Input Error Triggers Stall Warning On Regional Jet


Investigators have found that the crew of a QantasLink Boeing 717 with roughly 100 passengers experienced stick shaker activation during a 2010 flight on two of three approaches, because of pilot error prior to takeoff. The flight was out of Perth for Kalgoorlie and on the first approach, the stick shaker activated as the jet descended through 1,100 feet. The crew elected to go around and experienced the stick shaker again on a second approach as the aircraft passed through 350 feet. The third landing attempt was successful but not without difficulty. According to investigators, the captain had entered improper data that resulted in a weight calculation that was off by more than 21,000 pounds.
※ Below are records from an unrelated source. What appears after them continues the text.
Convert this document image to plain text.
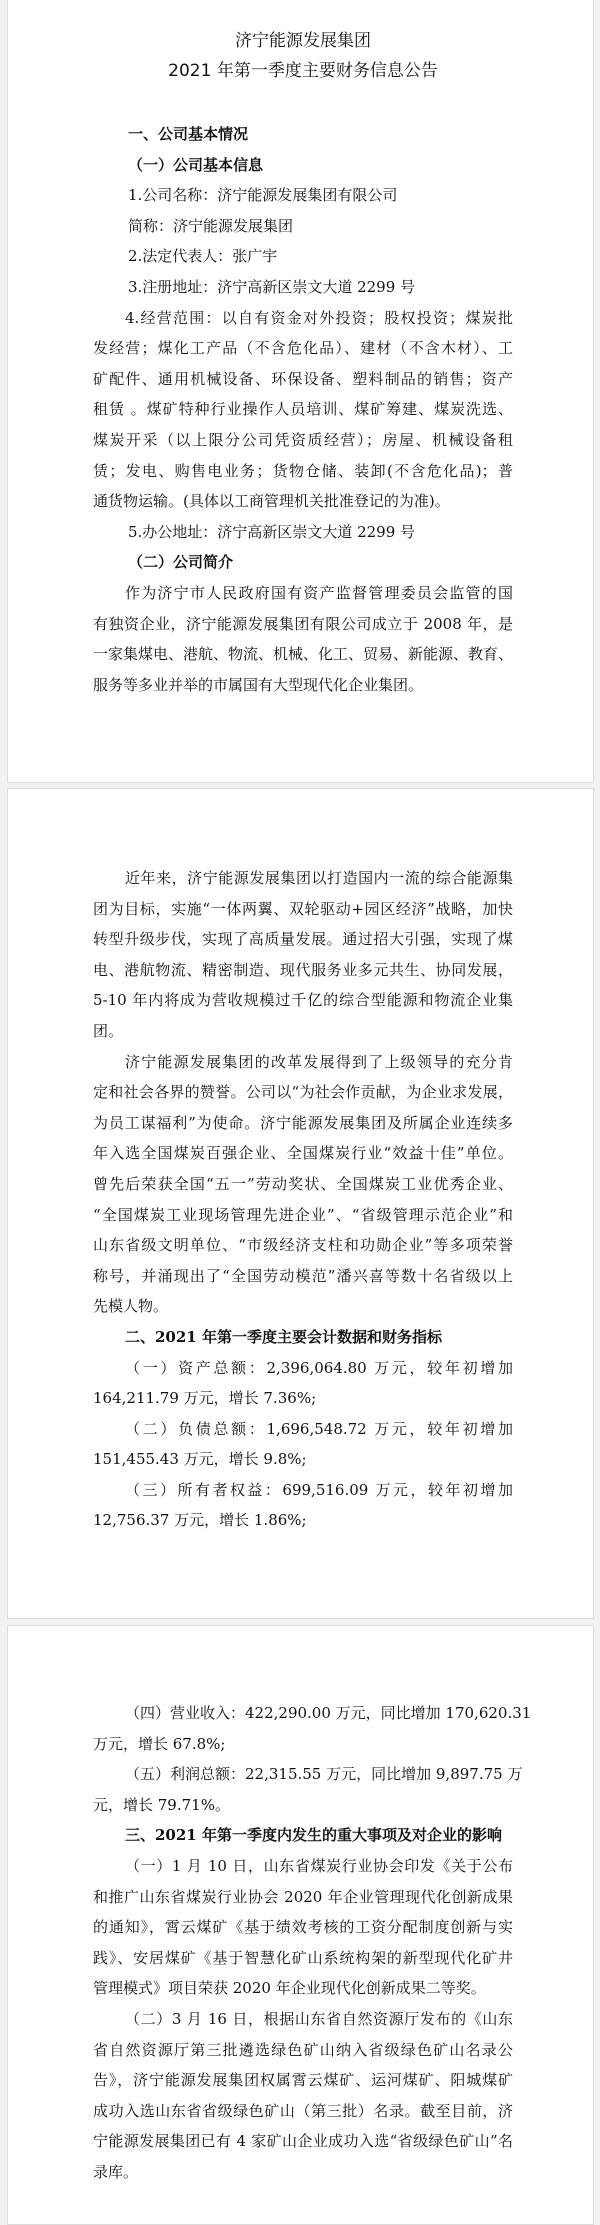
济宁能源发展集团
2021 年第一季度主要财务信息公告
一、公司基本情况
（一）公司基本信息
1.公司名称：济宁能源发展集团有限公司
简称：济宁能源发展集团
2.法定代表人：张广宇
3.注册地址：济宁高新区崇文大道 2299 号
4.经营范围：以自有资金对外投资；股权投资；煤炭批
发经营；煤化工产品（不含危化品）、建材（不含木材）、工
矿配件、通用机械设备、环保设备、塑料制品的销售；资产
租赁 。煤矿特种行业操作人员培训、煤矿筹建、煤炭洗选、
煤炭开采（以上限分公司凭资质经营）；房屋、机械设备租
赁；发电、购售电业务；货物仓储、装卸(不含危化品)；普
通货物运输。(具体以工商管理机关批准登记的为准)。
5.办公地址：济宁高新区崇文大道 2299 号
（二）公司简介
作为济宁市人民政府国有资产监督管理委员会监管的国
有独资企业，济宁能源发展集团有限公司成立于 2008 年，是
一家集煤电、港航、物流、机械、化工、贸易、新能源、教育、
服务等多业并举的市属国有大型现代化企业集团。
近年来，济宁能源发展集团以打造国内一流的综合能源集
团为目标，实施“一体两翼、双轮驱动+园区经济”战略，加快
转型升级步伐，实现了高质量发展。通过招大引强，实现了煤
电、港航物流、精密制造、现代服务业多元共生、协同发展，
5-10 年内将成为营收规模过千亿的综合型能源和物流企业集
团。
济宁能源发展集团的改革发展得到了上级领导的充分肯
定和社会各界的赞誉。公司以“为社会作贡献，为企业求发展，
为员工谋福利”为使命。济宁能源发展集团及所属企业连续多
年入选全国煤炭百强企业、全国煤炭行业“效益十佳”单位。
曾先后荣获全国“五一”劳动奖状、全国煤炭工业优秀企业、
“全国煤炭工业现场管理先进企业”、“省级管理示范企业”和
山东省级文明单位、“市级经济支柱和功勋企业”等多项荣誉
称号，并涌现出了“全国劳动模范”潘兴喜等数十名省级以上
先模人物。
二、2021 年第一季度主要会计数据和财务指标
（一）资产总额：2,396,064.80 万元，较年初增加
164,211.79 万元，增长 7.36%;
（二）负债总额：1,696,548.72 万元，较年初增加
151,455.43 万元，增长 9.8%;
（三）所有者权益：699,516.09 万元，较年初增加
12,756.37 万元，增长 1.86%;
（四）营业收入：422,290.00 万元，同比增加 170,620.31
万元，增长 67.8%;
（五）利润总额：22,315.55 万元，同比增加 9,897.75 万
元，增长 79.71%。
三、2021 年第一季度内发生的重大事项及对企业的影响
（一）1 月 10 日，山东省煤炭行业协会印发《关于公布
和推广山东省煤炭行业协会 2020 年企业管理现代化创新成果
的通知》，霄云煤矿《基于绩效考核的工资分配制度创新与实
践》、安居煤矿《基于智慧化矿山系统构架的新型现代化矿井
管理模式》项目荣获 2020 年企业现代化创新成果二等奖。
（二）3 月 16 日，根据山东省自然资源厅发布的《山东
省自然资源厅第三批遴选绿色矿山纳入省级绿色矿山名录公
告》，济宁能源发展集团权属霄云煤矿、运河煤矿、阳城煤矿
成功入选山东省省级绿色矿山（第三批）名录。截至目前，济
宁能源发展集团已有 4 家矿山企业成功入选“省级绿色矿山”名
录库。
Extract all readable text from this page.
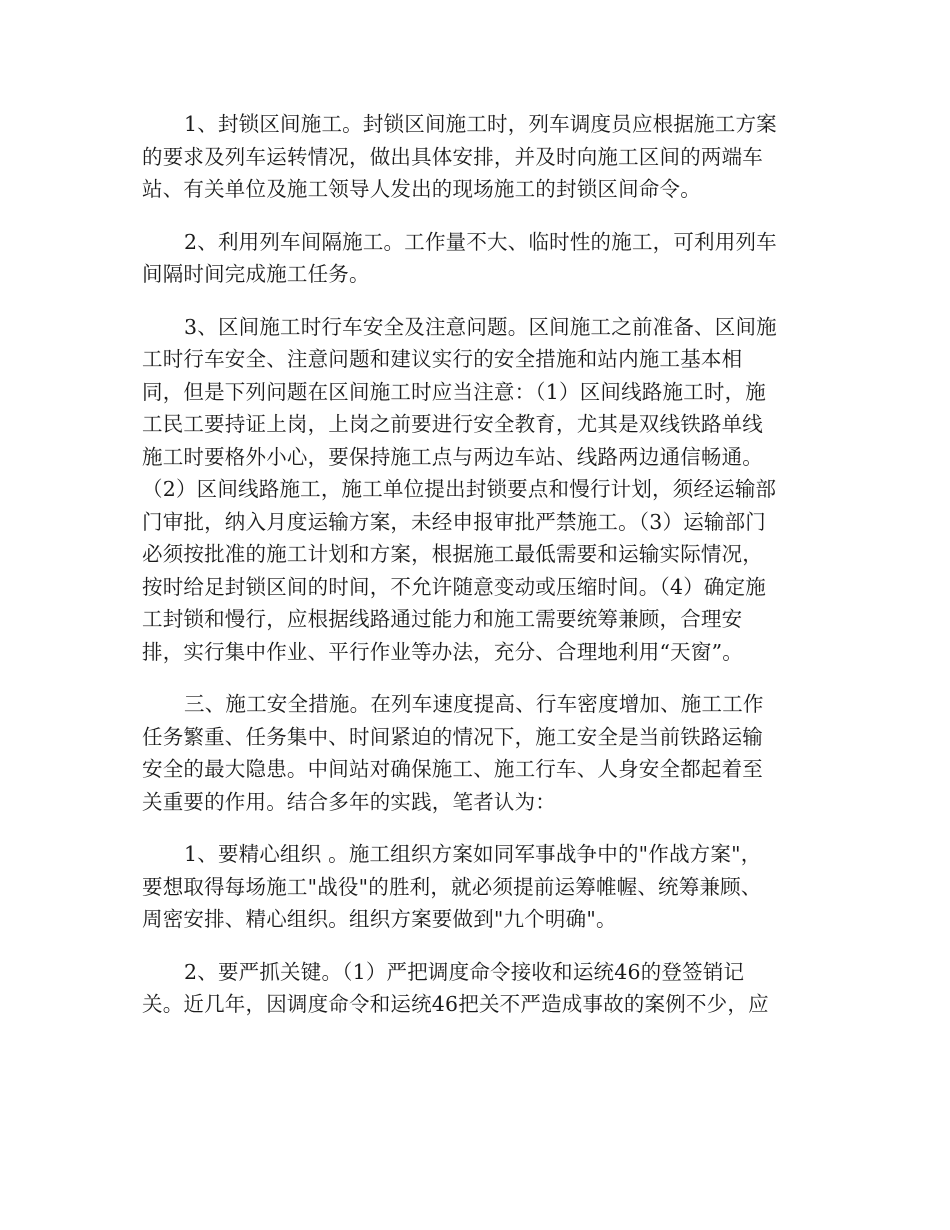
1、封锁区间施工。封锁区间施工时，列车调度员应根据施工方案
的要求及列车运转情况，做出具体安排，并及时向施工区间的两端车
站、有关单位及施工领导人发出的现场施工的封锁区间命令。
2、利用列车间隔施工。工作量不大、临时性的施工，可利用列车
间隔时间完成施工任务。
3、区间施工时行车安全及注意问题。区间施工之前准备、区间施
工时行车安全、注意问题和建议实行的安全措施和站内施工基本相
同，但是下列问题在区间施工时应当注意：（1）区间线路施工时，施
工民工要持证上岗，上岗之前要进行安全教育，尤其是双线铁路单线
施工时要格外小心，要保持施工点与两边车站、线路两边通信畅通。
（2）区间线路施工，施工单位提出封锁要点和慢行计划，须经运输部
门审批，纳入月度运输方案，未经申报审批严禁施工。（3）运输部门
必须按批准的施工计划和方案，根据施工最低需要和运输实际情况，
按时给足封锁区间的时间，不允许随意变动或压缩时间。（4）确定施
工封锁和慢行，应根据线路通过能力和施工需要统筹兼顾，合理安
排，实行集中作业、平行作业等办法，充分、合理地利用“天窗”。
三、施工安全措施。在列车速度提高、行车密度增加、施工工作
任务繁重、任务集中、时间紧迫的情况下，施工安全是当前铁路运输
安全的最大隐患。中间站对确保施工、施工行车、人身安全都起着至
关重要的作用。结合多年的实践，笔者认为：
1、要精心组织 。施工组织方案如同军事战争中的"作战方案"，
要想取得每场施工"战役"的胜利，就必须提前运筹帷幄、统筹兼顾、
周密安排、精心组织。组织方案要做到"九个明确"。
2、要严抓关键。（1）严把调度命令接收和运统46的登签销记
关。近几年，因调度命令和运统46把关不严造成事故的案例不少，应
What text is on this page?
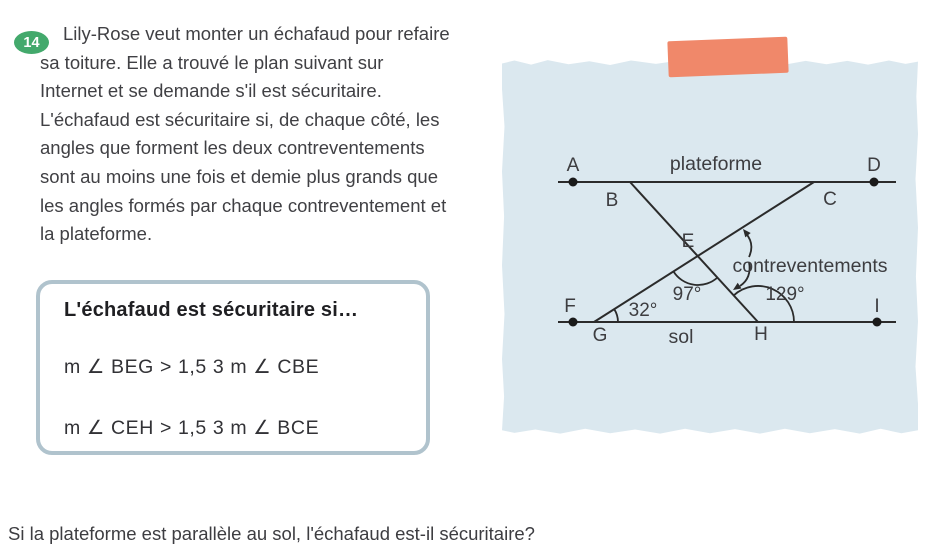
14	Lily-Rose veut monter un échafaud pour refaire
sa toiture. Elle a trouvé le plan suivant sur
Internet et se demande s'il est sécuritaire.
L'échafaud est sécuritaire si, de chaque côté, les
angles que forment les deux contreventements
sont au moins une fois et demie plus grands que
les angles formés par chaque contreventement et
la plateforme.
L'échafaud est sécuritaire si…
m ∠ BEG > 1,5 3 m ∠ CBE
m ∠ CEH > 1,5 3 m ∠ BCE
A	D
B	C
E
F	I
G	H
plateforme
sol
contreventements
97°
32°
129°
Si la plateforme est parallèle au sol, l'échafaud est-il sécuritaire?
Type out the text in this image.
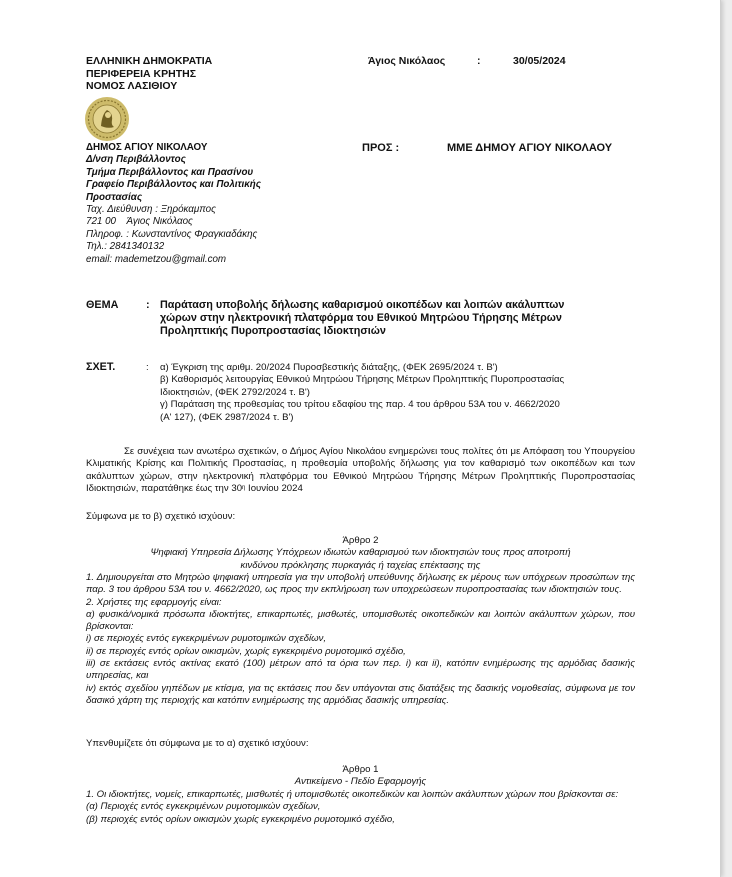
ΕΛΛΗΝΙΚΗ ΔΗΜΟΚΡΑΤΙΑ
ΠΕΡΙΦΕΡΕΙΑ ΚΡΗΤΗΣ
ΝΟΜΟΣ ΛΑΣΙΘΙΟΥ
Άγιος Νικόλαος	:	30/05/2024
ΔΗΜΟΣ ΑΓΙΟΥ ΝΙΚΟΛΑΟΥ
Δ/νση Περιβάλλοντος
Τμήμα Περιβάλλοντος και Πρασίνου
Γραφείο Περιβάλλοντος και Πολιτικής
Προστασίας
Ταχ. Διεύθυνση : Ξηρόκαμπος
721 00    Άγιος Νικόλαος
Πληροφ. : Κωνσταντίνος Φραγκιαδάκης
Τηλ.: 2841340132
email: mademetzou@gmail.com
ΠΡΟΣ :	ΜΜΕ ΔΗΜΟΥ ΑΓΙΟΥ ΝΙΚΟΛΑΟΥ
ΘΕΜΑ	: Παράταση υποβολής δήλωσης καθαρισμού οικοπέδων και λοιπών ακάλυπτων
χώρων στην ηλεκτρονική πλατφόρμα του Εθνικού Μητρώου Τήρησης Μέτρων
Προληπτικής Πυροπροστασίας Ιδιοκτησιών
ΣΧΕΤ.	: α) Έγκριση της αριθμ. 20/2024 Πυροσβεστικής διάταξης, (ΦΕΚ 2695/2024 τ. Β')
β) Καθορισμός λειτουργίας Εθνικού Μητρώου Τήρησης Μέτρων Προληπτικής Πυροπροστασίας
Ιδιοκτησιών, (ΦΕΚ 2792/2024 τ. Β')
γ) Παράταση της προθεσμίας του τρίτου εδαφίου της παρ. 4 του άρθρου 53Α του ν. 4662/2020
(Α' 127), (ΦΕΚ 2987/2024 τ. Β')
Σε συνέχεια των ανωτέρω σχετικών, ο Δήμος Αγίου Νικολάου ενημερώνει τους πολίτες ότι με Απόφαση του Υπουργείου Κλιματικής Κρίσης και Πολιτικής Προστασίας, η προθεσμία υποβολής δήλωσης για τον καθαρισμό των οικοπέδων και των ακάλυπτων χώρων, στην ηλεκτρονική πλατφόρμα του Εθνικού Μητρώου Τήρησης Μέτρων Προληπτικής Πυροπροστασίας Ιδιοκτησιών, παρατάθηκε έως την $30^\eta$ Ιουνίου 2024
Σύμφωνα με το β) σχετικό ισχύουν:
Άρθρο 2
Ψηφιακή Υπηρεσία Δήλωσης Υπόχρεων ιδιωτών καθαρισμού των ιδιοκτησιών τους προς αποτροπή
κινδύνου πρόκλησης πυρκαγιάς ή ταχείας επέκτασης της
1. Δημιουργείται στο Μητρώο ψηφιακή υπηρεσία για την υποβολή υπεύθυνης δήλωσης εκ μέρους των υπόχρεων προσώπων της παρ. 3 του άρθρου 53Α του ν. 4662/2020, ως προς την εκπλήρωση των υποχρεώσεων πυροπροστασίας των ιδιοκτησιών τους.
2. Χρήστες της εφαρμογής είναι:
α) φυσικά/νομικά πρόσωπα ιδιοκτήτες, επικαρπωτές, μισθωτές, υπομισθωτές οικοπεδικών και λοιπών ακάλυπτων χώρων, που βρίσκονται:
i) σε περιοχές εντός εγκεκριμένων ρυμοτομικών σχεδίων,
ii) σε περιοχές εντός ορίων οικισμών, χωρίς εγκεκριμένο ρυμοτομικό σχέδιο,
iii) σε εκτάσεις εντός ακτίνας εκατό (100) μέτρων από τα όρια των περ. i) και ii), κατόπιν ενημέρωσης της αρμόδιας δασικής υπηρεσίας, και
iv) εκτός σχεδίου γηπέδων με κτίσμα, για τις εκτάσεις που δεν υπάγονται στις διατάξεις της δασικής νομοθεσίας, σύμφωνα με τον δασικό χάρτη της περιοχής και κατόπιν ενημέρωσης της αρμόδιας δασικής υπηρεσίας.
Υπενθυμίζετε ότι σύμφωνα με το α) σχετικό ισχύουν:
Άρθρο 1
Αντικείμενο - Πεδίο Εφαρμογής
1. Οι ιδιοκτήτες, νομείς, επικαρπωτές, μισθωτές ή υπομισθωτές οικοπεδικών και λοιπών ακάλυπτων χώρων που βρίσκονται σε:
(α) Περιοχές εντός εγκεκριμένων ρυμοτομικών σχεδίων,
(β) περιοχές εντός ορίων οικισμών χωρίς εγκεκριμένο ρυμοτομικό σχέδιο,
The problem went unnoticed by the pilots because of the crew’s failure to observe standard cross-checking technique, according to investigators, and the pilots had assumed their control problems were due to turbulence. The error left the crew with undetected incorrect guidance for the aircraft’s approach. And, according to investigators, the flight crew “did not follow the prescribed stall recovery procedure and did not perform an immediate go around.” The crew flew the third approach even though the aircraft appeared to be unstable and increasingly difficult to control. Investigators noted that the captain had been subject to multiple schedule changes that challenged his ability to manage fatigue, but stated he was “well rested” for the event.